- Interactive map of the Altes Brauhaus Dudeldorf area

General information
- Type: House
- Location: Dudeldorf, Germany
- Completed: 1700

Design and construction
- Designations: Listed

= Altes Brauhaus Dudeldorf =

The Old Brauhaus is a listed building of civil architecture in the Lord alley of Dudeldorf, a local church in the district of Bitburg-Prüm. In the three-storey ensemble is the one built in 1700 to a corner building with mansard roof. In the mid-18th century it was rebuilt and probably also enlarged. A biaxial construction erected on Church Street, probably in the middle of the 18th century, completes the house ensemble.

== History ==
The house was close to the Burg Dudeldorf and built in the immediate vicinity of the church. 1794 the landowner Jacob Goh was mentioned as a host and guest holder documented. To date, the name "Gohs" is commonly referred to as House name in the vernacular. In 1806 the Rotgerber Robert Munich married Anna Caroline Gohs, the daughter of the host. In 1836 the brewer William Joseph Servatius married the daughter that married people and founded the brewery Servatius. He supplied the restaurants in the surrounding villages with beer. Even today, in the house a stone to be found in whipped brewery cellar, which is now used as a wine cellar.

In 1860 William Joseph Servatius died and his son Wilhelm Philipp Servatius carried on the brewing business. After his death in 1884, the brewery ceased operations. Since 1879, the house Servatius was referring beer from the brewery Theobald Simon in Bitburg. One of the ancestors of the Simon family, who founded the now famous Bitburger brewery, learned the brewing trade from Servatius.

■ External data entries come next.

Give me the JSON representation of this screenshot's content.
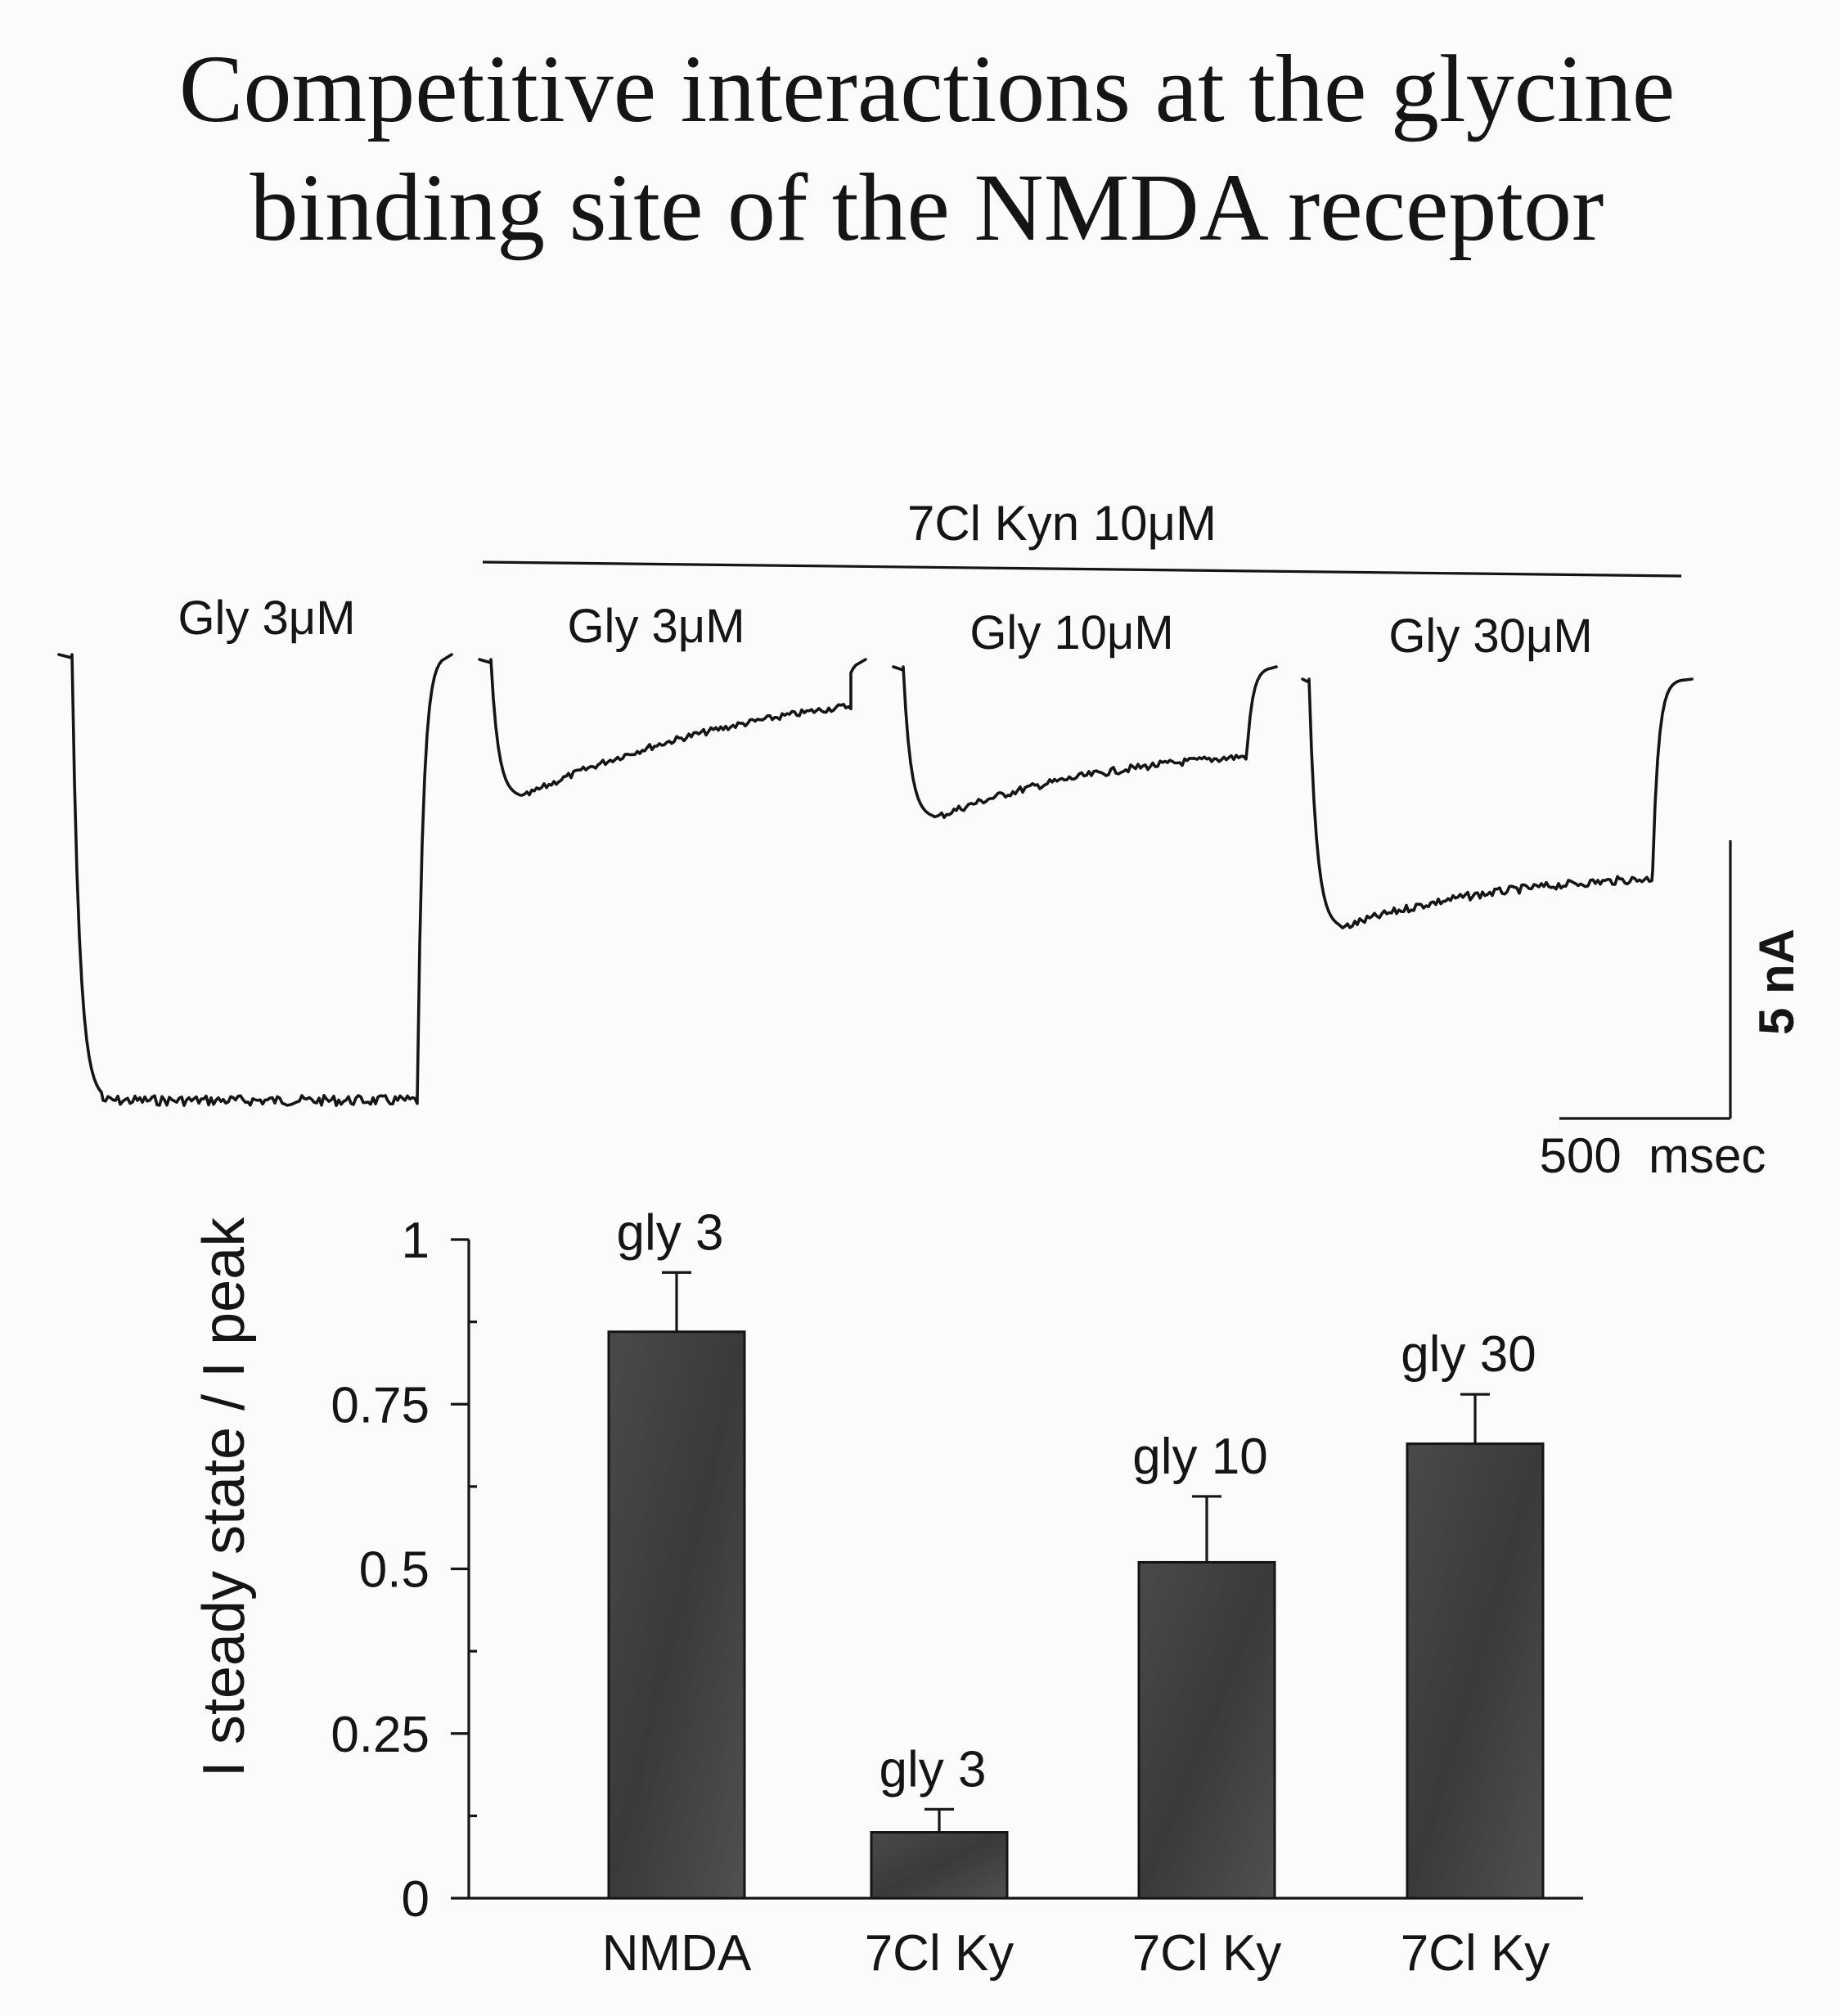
{
  "title_line1": "Competitive interactions at the glycine",
  "title_line2": "binding site of the NMDA receptor",
  "traces_panel": {
    "condition_label": "7Cl Kyn 10μM",
    "traces": [
      {
        "label": "Gly 3μM",
        "peak": 1.0,
        "steady": 1.0,
        "tau": 0.05,
        "noise": 1.4
      },
      {
        "label": "Gly 3μM",
        "peak": 0.31,
        "steady": 0.03,
        "tau": 0.9,
        "noise": 0.9
      },
      {
        "label": "Gly 10μM",
        "peak": 0.34,
        "steady": 0.17,
        "tau": 0.7,
        "noise": 1.0
      },
      {
        "label": "Gly 30μM",
        "peak": 0.56,
        "steady": 0.43,
        "tau": 0.6,
        "noise": 1.1
      }
    ],
    "scale_bar": {
      "current_label": "5 nA",
      "time_label": "500  msec"
    }
  },
  "chart_data": {
    "type": "bar",
    "categories": [
      "NMDA",
      "7Cl  Ky",
      "7Cl  Ky",
      "7Cl  Ky"
    ],
    "values": [
      0.86,
      0.1,
      0.51,
      0.69
    ],
    "errors": [
      0.09,
      0.035,
      0.1,
      0.075
    ],
    "annotations": [
      "gly  3",
      "gly  3",
      "gly  10",
      "gly  30"
    ],
    "ylabel": "I steady state / I peak",
    "ylim": [
      0,
      1
    ],
    "yticks": [
      0,
      0.25,
      0.5,
      0.75,
      1
    ],
    "ytick_labels": [
      "0",
      "0.25",
      "0.5",
      "0.75",
      "1"
    ],
    "grid": false
  }
}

1909 was the granary of the house during construction of the Dudeldorfer parish church " Assumption " as a temporary church available. 1911 Edmund Servatius with his wife Elisabeth Fabry took over the inn with the associated farm. In 1917, their son Karl Alois Servatius was born. During World War II the stone cellar served as an air raid shelter for more than 120 people. In 1954, Alois Servatius with his wife Magda Pallien the foundation for today's form. During the fifties and sixties, the house became a meeting point and fixed point in Dudeldorf and its surroundings. Also the American officers from Spangdahlem Air Base were good customers. In 1976 the house was modernized and rebuilt taking into account the old familiar buildings. In 1980, the "Old Brauhaus Servatius" was added to that of the Romantic Hotels Group. In 1990, his son Rudolf Servatius took over the hotel. He was a star chef and bought the property of the parish garden added to his garden plot. After the death of Rudolf Servatius, his Magda Servatius left the hotel. In 2004, the operation was discontinued. The "Old Brewery" is no longer in a quiet country of the Family Servatius.